Trevor Phillips, the former chair of the Equality and Human Rights Commission, prominent Blairite supporter and a man referred to so often as an astute self-publicist I’m beginning to wonder if it’s an official job title, has had an epiphany. He thinks that preventing people from expressing prejudiced ideas might not have been the best way to stop them thinking them. Because after years of hard labour and New Labour, racism still exists. The documentary Things We Won’t Say About Race That Are True (Channel 4) was an examination of where we are all at with our grand experiment in multiculturalism – what’s gone well and what we might try doing differently in the future.
In Phillips’ view, the well-intentioned work of the EHRC to stamp out racial bigotry has succeeded mainly in creating a climate of fear in which it has become impossible to publicly identify social problems or investigate criminal activities with an ethnic dimension because those doing so will either be ignored or vilified as racists. Social workers didn’t help Victoria Climbie, for instance, because they didn’t want to be seen as high-handedly intervening in an African family’s culture; the predominantly Asian gangs who groomed girls in Rotherham were allowed to do so for years because the police didn’t want to get involved with something so politically sensitive, and so on.

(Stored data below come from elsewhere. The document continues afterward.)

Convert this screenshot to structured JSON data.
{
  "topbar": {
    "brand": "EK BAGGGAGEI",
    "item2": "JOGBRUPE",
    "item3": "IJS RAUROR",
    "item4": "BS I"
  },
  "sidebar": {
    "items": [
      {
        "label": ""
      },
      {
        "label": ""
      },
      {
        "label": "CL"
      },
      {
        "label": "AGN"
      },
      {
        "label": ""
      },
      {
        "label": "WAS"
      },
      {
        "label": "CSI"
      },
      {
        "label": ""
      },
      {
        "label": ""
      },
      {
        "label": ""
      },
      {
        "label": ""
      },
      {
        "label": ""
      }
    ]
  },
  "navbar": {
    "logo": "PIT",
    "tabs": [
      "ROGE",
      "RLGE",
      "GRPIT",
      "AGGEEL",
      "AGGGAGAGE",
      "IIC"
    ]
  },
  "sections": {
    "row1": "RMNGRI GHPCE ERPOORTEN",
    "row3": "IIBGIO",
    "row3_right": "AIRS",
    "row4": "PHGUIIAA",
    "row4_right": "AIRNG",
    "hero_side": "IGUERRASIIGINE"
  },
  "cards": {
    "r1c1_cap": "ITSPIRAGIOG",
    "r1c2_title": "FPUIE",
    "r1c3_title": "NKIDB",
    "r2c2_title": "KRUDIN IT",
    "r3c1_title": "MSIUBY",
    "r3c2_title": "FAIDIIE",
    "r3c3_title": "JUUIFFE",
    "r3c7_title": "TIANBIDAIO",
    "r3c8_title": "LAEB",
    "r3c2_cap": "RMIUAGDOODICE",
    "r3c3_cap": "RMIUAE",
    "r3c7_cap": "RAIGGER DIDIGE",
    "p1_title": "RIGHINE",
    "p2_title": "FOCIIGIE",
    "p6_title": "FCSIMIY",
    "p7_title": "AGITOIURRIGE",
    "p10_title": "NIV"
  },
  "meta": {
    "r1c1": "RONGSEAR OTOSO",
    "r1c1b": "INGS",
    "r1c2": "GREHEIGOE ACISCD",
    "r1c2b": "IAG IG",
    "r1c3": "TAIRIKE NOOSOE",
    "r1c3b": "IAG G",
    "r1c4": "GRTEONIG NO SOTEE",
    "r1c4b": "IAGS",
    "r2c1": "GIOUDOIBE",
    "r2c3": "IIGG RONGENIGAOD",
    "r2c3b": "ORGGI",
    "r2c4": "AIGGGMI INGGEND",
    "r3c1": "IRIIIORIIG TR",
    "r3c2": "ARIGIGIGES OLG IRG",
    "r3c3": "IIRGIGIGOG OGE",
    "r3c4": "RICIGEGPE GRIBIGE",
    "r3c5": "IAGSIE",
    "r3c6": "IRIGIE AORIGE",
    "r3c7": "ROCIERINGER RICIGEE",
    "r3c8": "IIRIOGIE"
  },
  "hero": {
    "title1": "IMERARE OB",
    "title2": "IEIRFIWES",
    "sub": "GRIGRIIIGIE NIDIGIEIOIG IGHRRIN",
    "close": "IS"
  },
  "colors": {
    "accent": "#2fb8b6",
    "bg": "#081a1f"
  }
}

Had we but world enough and time – and sufficient beta-blockers to get us through it – we could examine the strengths and weaknesses of his argument here, again, as has been done in papers of every political hue this week in the run-up to broadcast, but alas, life and space are short, so let us concentrate on its strengths and weaknesses as a documentary.
Densely and rather beautifully written, it had all of Phillips’ patented mix of charm, warmth and reassuring, unthreatening gravitas – which, given the incendiary nature of its contents, was just as well – and demanded more of the viewer than average. Whether you agreed with what was being said or not, there was the odd and welcome sense of being talked to as an adult by an adult – at least until Phillips interviewed Tony Blair, which was, as ever, like being addressed by a calculating machine trying to manoeuvre its way between irritating, human-shaped obstacles so that it can get to the chestful of cash on the other side of today’s chessboard.
It asked a lot of questions and threw up many more. Is Ukip full of racists or of people unjustly abandoned by successive governments as uncongenial to their ideological projects? What’s the overlap? Should the fact that the press is basically incapable of reporting nuance mean we should avoid all stories and ignore all activities that could be rendered as fuel for far-right fires? When and why did racism become the ur-crime – the one which we do not seek to explain (not excuse) by poverty, ignorance or deprivation, but prefer to condemn outright? Would the narrative be the same if immigrants tended to Come Over Here and take middle-class media jobs rather than working-class ones? Though the one I kept coming back to (apart from – if you ARE an astute self-publicist, does being called “the bravest man in Britain” by Richard Littlejohn count as a win or not? ) was: did the EHRC really believe that stopping the expression of something would make the thought impossible? I always thought that was just an unfortunate construction that could be put on its activities by those with malign motivation to do so. If not … well, I might need a sequel. Things I’d Like You To Explain Were True That I Otherwise Won’t Believe.
Related but more – though not entirely – uplifting fare was offered by 25-year-old hijab-sporting Muslim woman Dina Torkia who designs and blogs about fashion that conforms to her religion’s standards of modesty in dress, in Muslim Miss World (BBC3).It was an account of her entry into the annual beauty pageant held in Indonesia (“I follow you on YouTube!” squeals Malaysia’s contestant when they first arrive) to find the woman who can best represent Islam round the world. It is a relatively new contest and there are still a few procedural kinks to be ironed out. The final winner being chosen by a hundred bewildered orphans being one that springs immediately to mind.
It was a fascinating look at the different interpretations of modesty in different Muslim cultures – almost as eye-opening for Dina as it was for those of us who of necessity are always looking from outside in – and she was a hilarious, indefatigable, gobby, northern gift of a guide (“Am I disqualified yet?” she asked interestedly, before she left the roomful of organisers she’d just taken to task) whom I hope will be inundated with offers of other presenting gigs in the wake of this debut. A walking advert for multiculturalism, you could send her in to makeover the EHRC in six weeks, say. Just a thought. I’ll leave it with you.